Robust anomaly detection and backdoor attack detection via differential privacy

Authors: Min Du, Ruoxi Jia, Dawn Song

ICLR 2020 | Conference PDF | Archive PDF | Plain Text | LLM Run Details

Reproducibility Variable Result LLM Response
Research Type Experimental We first present a theoretical analysis on how differential privacy helps with the detection, and then conduct extensive experiments to validate the effectiveness of differential privacy in improving outlier detection, novelty detection, and backdoor attack detection.
Researcher Affiliation Academia Min Du, Ruoxi Jia, Dawn Song University of California, Berkeley {min.du,ruoxijia,dawnsong}@berkeley.edu
Pseudocode No The paper does not contain structured pseudocode or algorithm blocks.
Open Source Code No The paper does not provide concrete access to source code for the methodology described.
Open Datasets Yes We utilize MNIST dataset composed by handwritten digits 0-9, and not MNIST dataset (Kaggle [2017]), which contains letters A-J with different fonts. ...The Hadoop file system (HDFS) log dataset (Wei Xu [2009]) is generated through running Hadoop map-reduce jobs for 48 hours on 203 Amazon EC2 nodes.
Dataset Splits Yes The original MNIST data contain 60,000 training images, and 10,000 test images, which we refer to as MNIST-train and MNIST-test respectively. ...each training dataset is constructed with a particular outlier ratio ro, such that the resulted dataset MNIST-OD-train(ro) contains 60,000 images in total, where a percentage of 1-ro are from MNIST-train, and ro are from not MNIST-train. ...As in Deep Log, our training dataset contains 4,855 normal block sessions, while the test dataset includes 553,366 normal sessions and 16,838 abnormal sessions.

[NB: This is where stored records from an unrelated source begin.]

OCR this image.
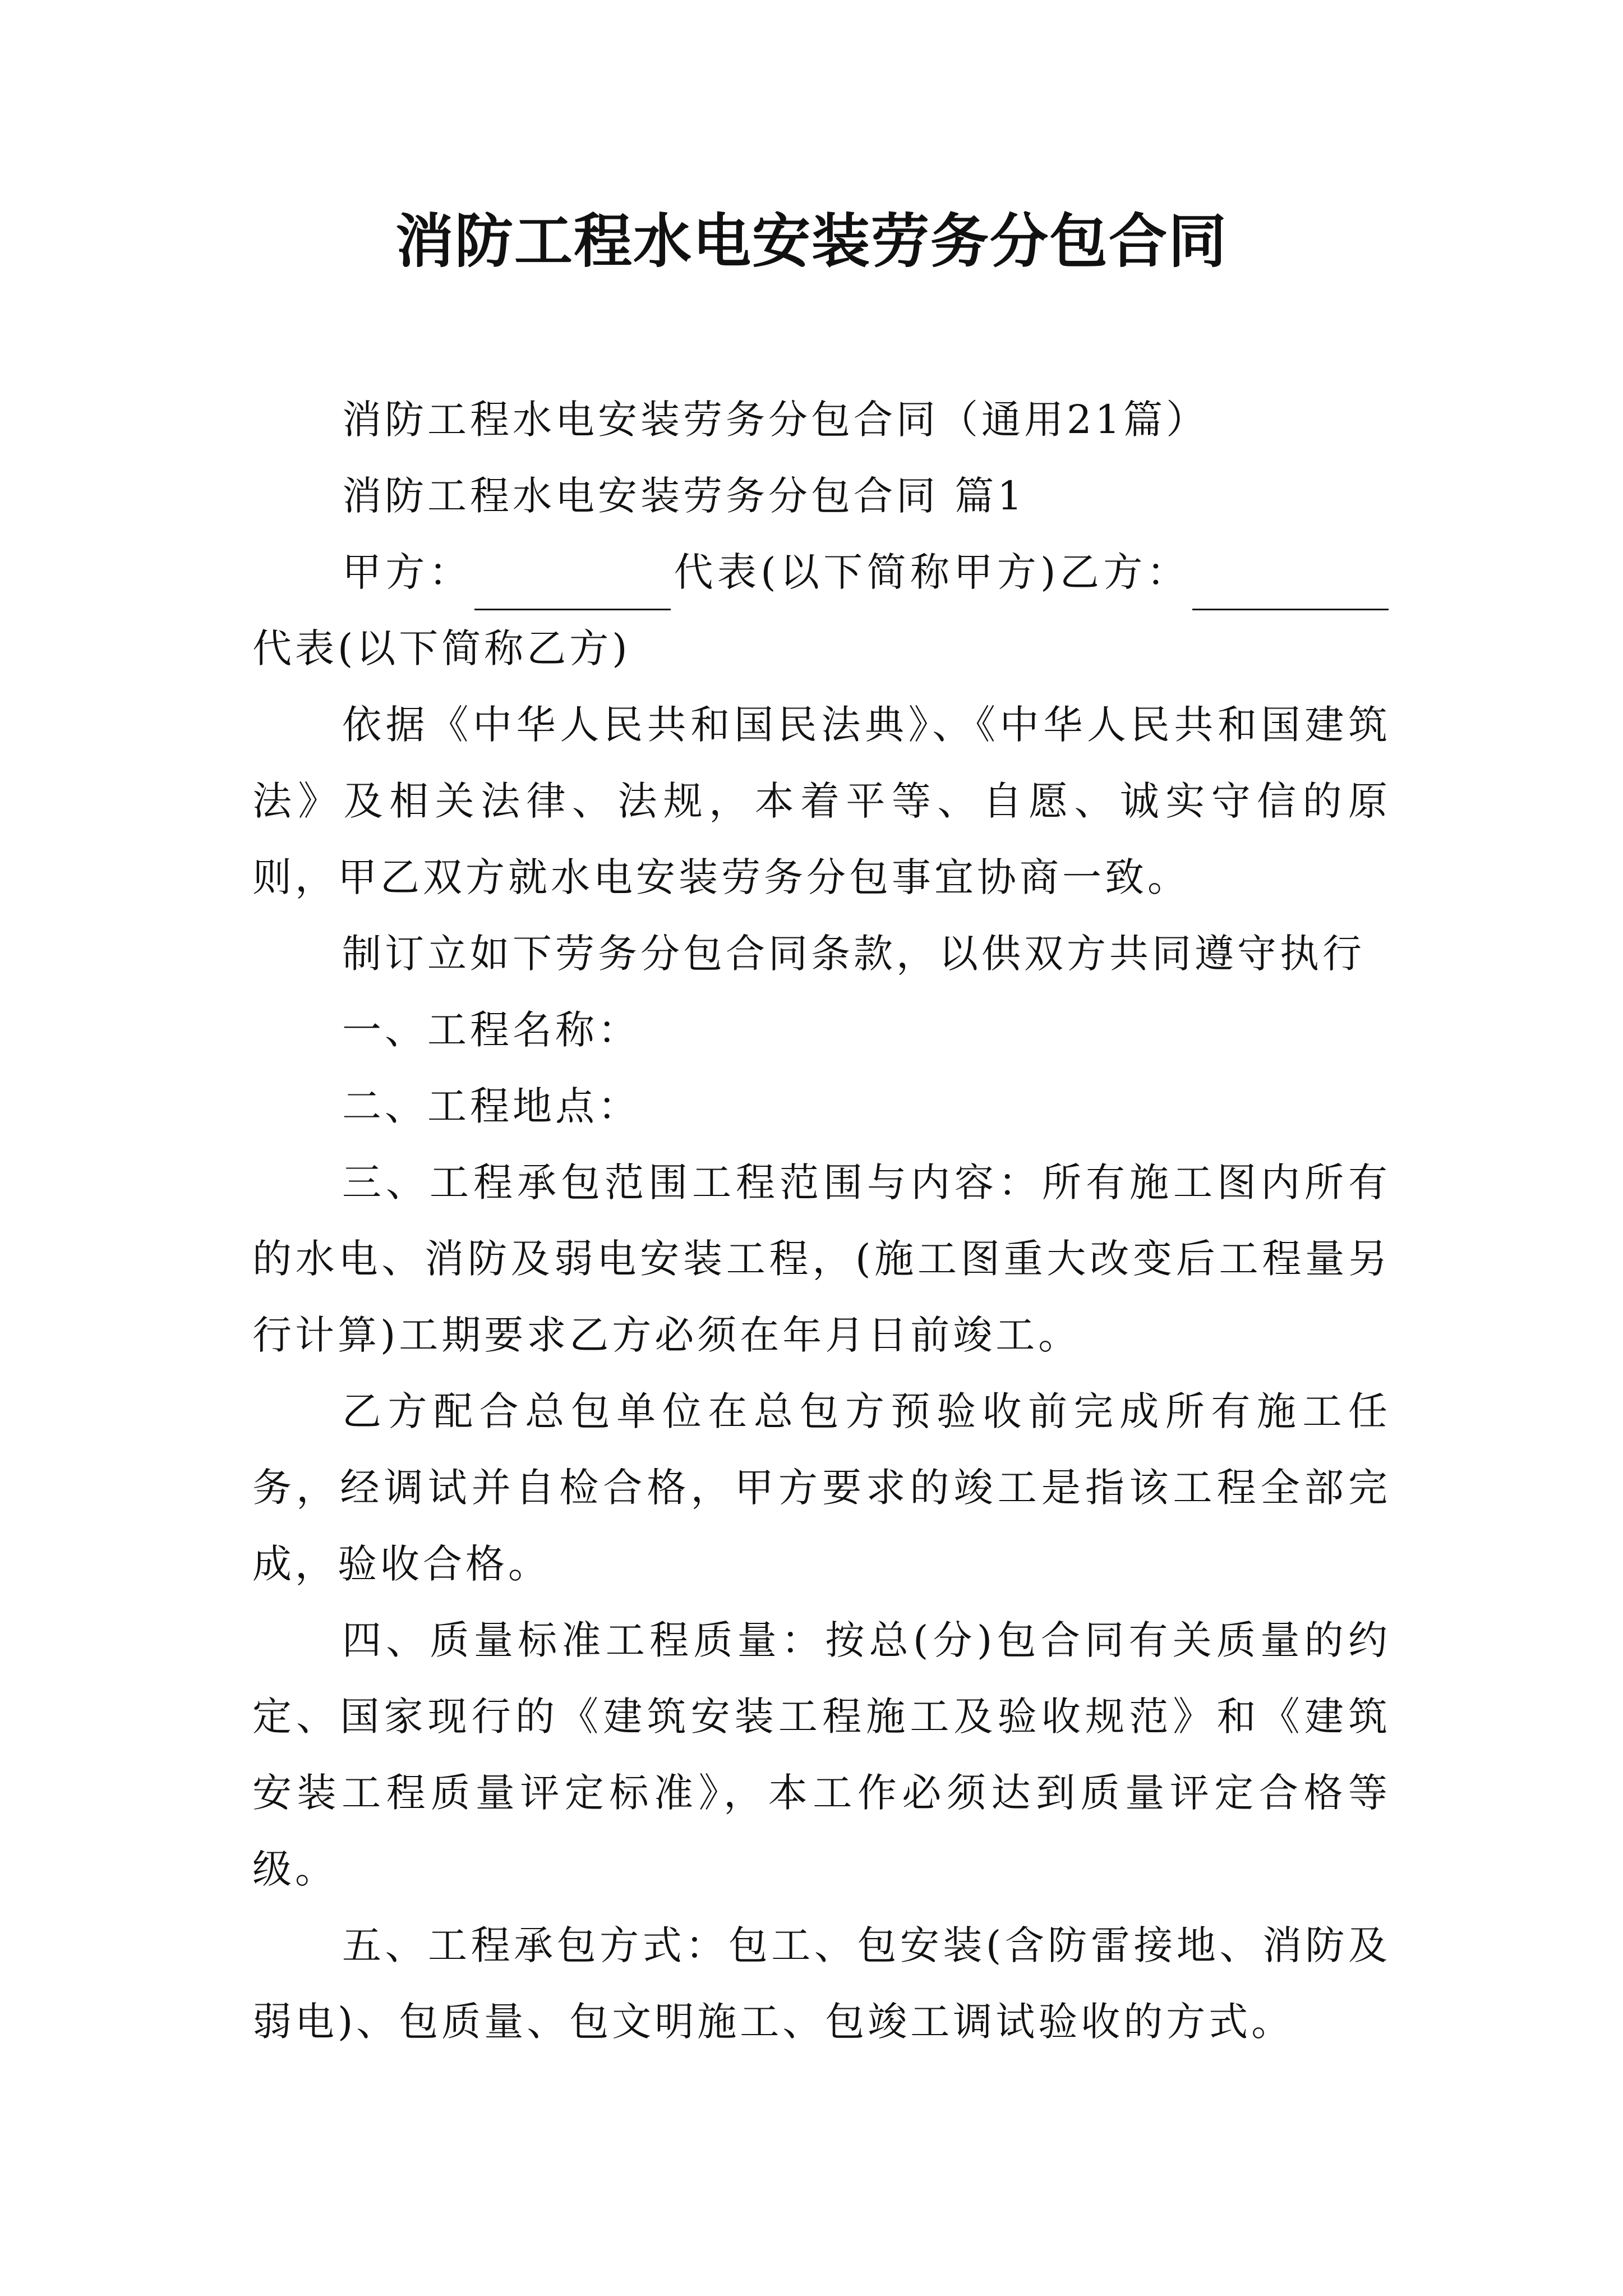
消防工程水电安装劳务分包合同

消防工程水电安装劳务分包合同（通用21篇）

消防工程水电安装劳务分包合同 篇1

甲方：	代表(以下简称甲方)乙方：代表(以下简称乙方)

依据《中华人民共和国民法典》、《中华人民共和国建筑法》及相关法律、法规，本着平等、自愿、诚实守信的原则，甲乙双方就水电安装劳务分包事宜协商一致。

制订立如下劳务分包合同条款，以供双方共同遵守执行

一、工程名称：

二、工程地点：

三、工程承包范围工程范围与内容：所有施工图内所有的水电、消防及弱电安装工程，(施工图重大改变后工程量另行计算)工期要求乙方必须在年月日前竣工。

乙方配合总包单位在总包方预验收前完成所有施工任务，经调试并自检合格，甲方要求的竣工是指该工程全部完成，验收合格。

四、质量标准工程质量：按总(分)包合同有关质量的约定、国家现行的《建筑安装工程施工及验收规范》和《建筑安装工程质量评定标准》，本工作必须达到质量评定合格等级。

五、工程承包方式：包工、包安装(含防雷接地、消防及弱电)、包质量、包文明施工、包竣工调试验收的方式。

Hardware Specification Yes In our experience utilizing NVIDIA Tesla V100 SXM2 GPU cards, the training time for each epoch could be up to 80 times longer.
Software Dependencies No The paper mentions software like 'scikit-learn' and refers to prior work for differential privacy (Abadi et al. [2016]), but it does not specify exact version numbers for these software dependencies to ensure reproducibility.

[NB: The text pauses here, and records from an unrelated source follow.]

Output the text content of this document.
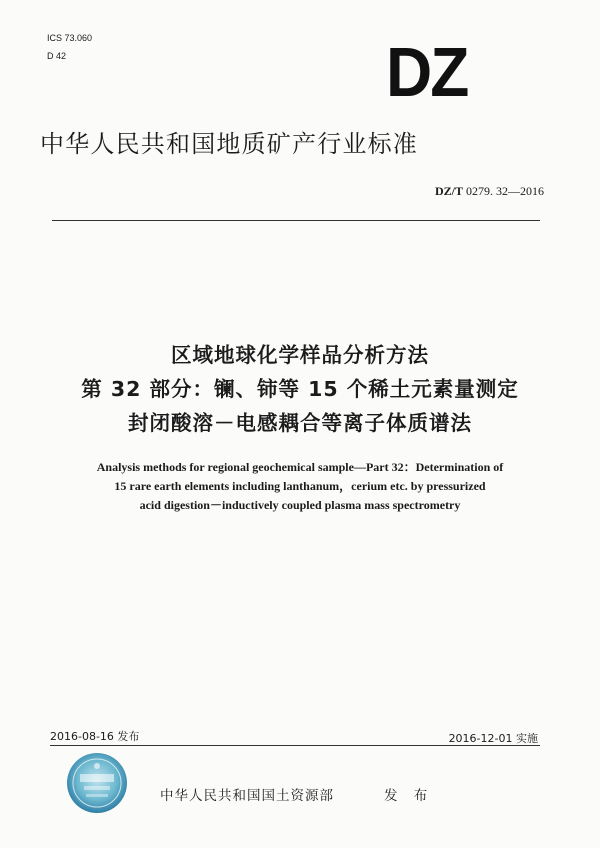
ICS 73.060
D 42	DZ
中华人民共和国地质矿产行业标准
DZ/T 0279. 32—2016
区域地球化学样品分析方法
第 32 部分：镧、铈等 15 个稀土元素量测定
封闭酸溶－电感耦合等离子体质谱法
Analysis methods for regional geochemical sample—Part 32：Determination of
15 rare earth elements including lanthanum，cerium etc. by pressurized
acid digestion－inductively coupled plasma mass spectrometry
2016-08-16 发布	2016-12-01 实施
中华人民共和国国土资源部	发 布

Experiment Setup Yes For autoencoders, the encoder network contains 3 convolutional layers with max pooling, while the decoder network contains 3 corresponding upsampling layers. For differential privacy, we use a clipping bound C = 1 and δ = 10^-5, and vary the noise scale σ as in (Abadi et al. [2016]). All models are trained with a learning rate of 0.15, a mini-batch size of 200 and for a total of 60 epochs. ...The model related parameters are: 2 layers, 256 units per layer, 10 time steps, and a batch size of 256.